Given the number of items that are getting priority; other items are getting pushed back. This includes Build Back Better. Currently the Senate parliamentarian is reviewing the House passed Bill. Senate Majority Schumer is targeting a mid-December vote but that may slip until next year.
Also being affected by the logjam is the issue of Medicare Sequestration. Currently large sequestration effects (both the expiring of the Medicare sequester moratorium and the Pay-Go related sequestration) are projected to be in effect in 2022, absent Congressional Action. While the issue is being discussed in Congress, its’ unclear when or if the issue will be addressed.
The Supreme Court heard oral arguments this week for Dobbs v. Jackson Women’s Health organization. The ruling, expected in May/June of next year, could have significant effects on abortion coverage in the United States.

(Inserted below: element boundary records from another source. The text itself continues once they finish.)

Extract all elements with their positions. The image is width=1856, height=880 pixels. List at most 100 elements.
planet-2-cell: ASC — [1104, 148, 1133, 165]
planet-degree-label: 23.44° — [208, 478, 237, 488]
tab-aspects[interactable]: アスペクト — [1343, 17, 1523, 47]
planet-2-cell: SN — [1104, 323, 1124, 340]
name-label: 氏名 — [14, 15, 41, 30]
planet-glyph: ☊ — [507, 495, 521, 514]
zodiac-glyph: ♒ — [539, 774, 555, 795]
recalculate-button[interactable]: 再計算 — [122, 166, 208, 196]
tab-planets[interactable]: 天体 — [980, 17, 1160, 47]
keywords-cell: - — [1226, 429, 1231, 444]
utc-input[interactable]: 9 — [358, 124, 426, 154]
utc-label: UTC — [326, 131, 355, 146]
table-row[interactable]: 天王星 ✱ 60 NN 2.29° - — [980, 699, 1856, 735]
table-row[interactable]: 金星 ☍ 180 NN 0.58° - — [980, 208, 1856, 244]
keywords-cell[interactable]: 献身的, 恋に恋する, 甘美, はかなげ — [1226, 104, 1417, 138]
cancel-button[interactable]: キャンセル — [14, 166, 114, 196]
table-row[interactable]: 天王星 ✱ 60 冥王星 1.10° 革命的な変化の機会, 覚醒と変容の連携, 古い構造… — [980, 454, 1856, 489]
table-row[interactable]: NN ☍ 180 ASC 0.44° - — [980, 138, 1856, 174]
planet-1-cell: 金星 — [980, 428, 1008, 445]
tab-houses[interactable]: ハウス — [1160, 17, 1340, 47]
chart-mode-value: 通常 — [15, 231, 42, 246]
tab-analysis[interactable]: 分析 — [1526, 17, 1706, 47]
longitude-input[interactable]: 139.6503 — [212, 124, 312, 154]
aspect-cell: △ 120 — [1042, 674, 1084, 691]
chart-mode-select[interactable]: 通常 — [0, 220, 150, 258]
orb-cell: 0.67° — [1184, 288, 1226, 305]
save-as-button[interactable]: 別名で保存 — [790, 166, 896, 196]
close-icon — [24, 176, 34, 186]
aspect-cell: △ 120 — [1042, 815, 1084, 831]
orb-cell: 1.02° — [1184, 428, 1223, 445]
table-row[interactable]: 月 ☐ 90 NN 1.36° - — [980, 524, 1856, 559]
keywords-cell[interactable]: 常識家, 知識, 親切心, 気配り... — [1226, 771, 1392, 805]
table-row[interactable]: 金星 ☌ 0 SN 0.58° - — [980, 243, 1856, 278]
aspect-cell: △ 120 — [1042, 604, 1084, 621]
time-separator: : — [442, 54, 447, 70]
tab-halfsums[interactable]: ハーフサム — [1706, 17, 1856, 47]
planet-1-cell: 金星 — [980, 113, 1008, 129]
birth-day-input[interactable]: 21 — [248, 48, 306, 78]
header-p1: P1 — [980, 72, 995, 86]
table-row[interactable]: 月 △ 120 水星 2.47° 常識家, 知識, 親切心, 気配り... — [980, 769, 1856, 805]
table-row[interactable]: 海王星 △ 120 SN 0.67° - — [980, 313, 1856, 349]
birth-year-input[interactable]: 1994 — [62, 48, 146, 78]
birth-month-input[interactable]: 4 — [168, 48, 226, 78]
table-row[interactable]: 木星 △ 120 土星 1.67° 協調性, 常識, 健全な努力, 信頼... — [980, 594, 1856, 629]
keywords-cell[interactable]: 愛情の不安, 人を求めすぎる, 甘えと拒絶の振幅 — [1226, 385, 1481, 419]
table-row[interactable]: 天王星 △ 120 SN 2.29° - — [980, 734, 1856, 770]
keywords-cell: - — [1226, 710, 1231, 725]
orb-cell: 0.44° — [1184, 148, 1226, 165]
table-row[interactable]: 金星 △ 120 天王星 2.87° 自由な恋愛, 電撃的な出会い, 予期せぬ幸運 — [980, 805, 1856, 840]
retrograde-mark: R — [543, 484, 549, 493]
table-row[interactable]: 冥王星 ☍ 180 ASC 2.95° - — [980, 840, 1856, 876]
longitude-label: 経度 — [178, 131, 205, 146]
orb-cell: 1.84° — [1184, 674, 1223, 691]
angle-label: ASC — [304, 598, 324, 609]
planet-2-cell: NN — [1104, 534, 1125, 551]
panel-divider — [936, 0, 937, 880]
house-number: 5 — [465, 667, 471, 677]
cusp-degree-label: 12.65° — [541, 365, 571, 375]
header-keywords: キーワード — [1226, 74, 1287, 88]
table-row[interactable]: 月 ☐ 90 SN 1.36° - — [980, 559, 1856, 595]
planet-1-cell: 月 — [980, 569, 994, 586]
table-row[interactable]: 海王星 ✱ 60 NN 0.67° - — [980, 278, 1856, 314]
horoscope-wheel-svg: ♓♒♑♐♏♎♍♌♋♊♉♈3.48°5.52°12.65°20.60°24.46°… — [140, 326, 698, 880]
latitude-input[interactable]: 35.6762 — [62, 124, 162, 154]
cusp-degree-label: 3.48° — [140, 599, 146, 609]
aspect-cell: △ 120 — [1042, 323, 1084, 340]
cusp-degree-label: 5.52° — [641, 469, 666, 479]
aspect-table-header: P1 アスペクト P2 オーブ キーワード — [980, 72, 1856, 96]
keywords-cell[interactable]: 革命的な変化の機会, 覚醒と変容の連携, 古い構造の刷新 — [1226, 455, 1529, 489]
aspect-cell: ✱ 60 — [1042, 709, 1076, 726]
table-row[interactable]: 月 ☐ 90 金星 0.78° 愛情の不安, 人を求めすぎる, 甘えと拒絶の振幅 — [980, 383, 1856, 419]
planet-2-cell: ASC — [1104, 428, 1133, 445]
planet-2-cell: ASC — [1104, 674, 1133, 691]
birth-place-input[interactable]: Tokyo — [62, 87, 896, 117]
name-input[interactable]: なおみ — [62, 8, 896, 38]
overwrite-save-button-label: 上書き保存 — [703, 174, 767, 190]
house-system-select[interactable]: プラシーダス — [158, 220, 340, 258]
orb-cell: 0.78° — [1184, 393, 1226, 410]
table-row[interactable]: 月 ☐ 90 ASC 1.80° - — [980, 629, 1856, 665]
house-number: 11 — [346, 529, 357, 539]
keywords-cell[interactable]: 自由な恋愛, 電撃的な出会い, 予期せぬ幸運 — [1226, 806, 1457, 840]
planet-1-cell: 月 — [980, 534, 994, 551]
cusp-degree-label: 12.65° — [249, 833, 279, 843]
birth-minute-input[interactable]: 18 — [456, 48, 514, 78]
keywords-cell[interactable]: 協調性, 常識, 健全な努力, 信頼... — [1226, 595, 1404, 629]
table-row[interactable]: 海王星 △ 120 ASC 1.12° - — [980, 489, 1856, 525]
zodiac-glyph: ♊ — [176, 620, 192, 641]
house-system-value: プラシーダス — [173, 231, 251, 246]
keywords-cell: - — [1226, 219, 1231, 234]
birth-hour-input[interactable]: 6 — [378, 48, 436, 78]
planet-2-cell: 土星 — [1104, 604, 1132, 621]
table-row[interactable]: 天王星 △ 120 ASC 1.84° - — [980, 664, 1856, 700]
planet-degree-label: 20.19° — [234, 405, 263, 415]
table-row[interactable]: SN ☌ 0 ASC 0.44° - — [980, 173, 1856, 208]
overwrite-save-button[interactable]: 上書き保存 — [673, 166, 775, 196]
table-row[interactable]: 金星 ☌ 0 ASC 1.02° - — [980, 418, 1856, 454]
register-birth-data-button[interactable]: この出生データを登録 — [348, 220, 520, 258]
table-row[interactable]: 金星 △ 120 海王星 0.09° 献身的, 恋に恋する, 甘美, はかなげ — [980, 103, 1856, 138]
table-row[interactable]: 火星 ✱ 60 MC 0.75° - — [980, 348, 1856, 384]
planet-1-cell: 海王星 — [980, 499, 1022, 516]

SCOTUS will also hear, in the coming weeks, the case of the American Hospital Association v. Becerra. The case directly involves HHS’ ability to reduce payments for the 340B program to hospitals. If AHA wins, it could result in payments (and even retroactive payments) to hospitals. More generally, the case could have an impact on something called the Chevron Deference. Currently, Administrations have some degree of latitude in setting regulations. A significant change to this concept would significantly restrict the scope and type of regulations that could be issued by the Federal government.
The first case of the Omicron variant has been documented in the US. While data is sparse, there is concern that the new variant could pose a greater risk of reinfection/immune escape-ability.
The Biden Administration announced that guidance would be forthcoming that would require private insurers to cover over the counter COVID tests during the public health emergency.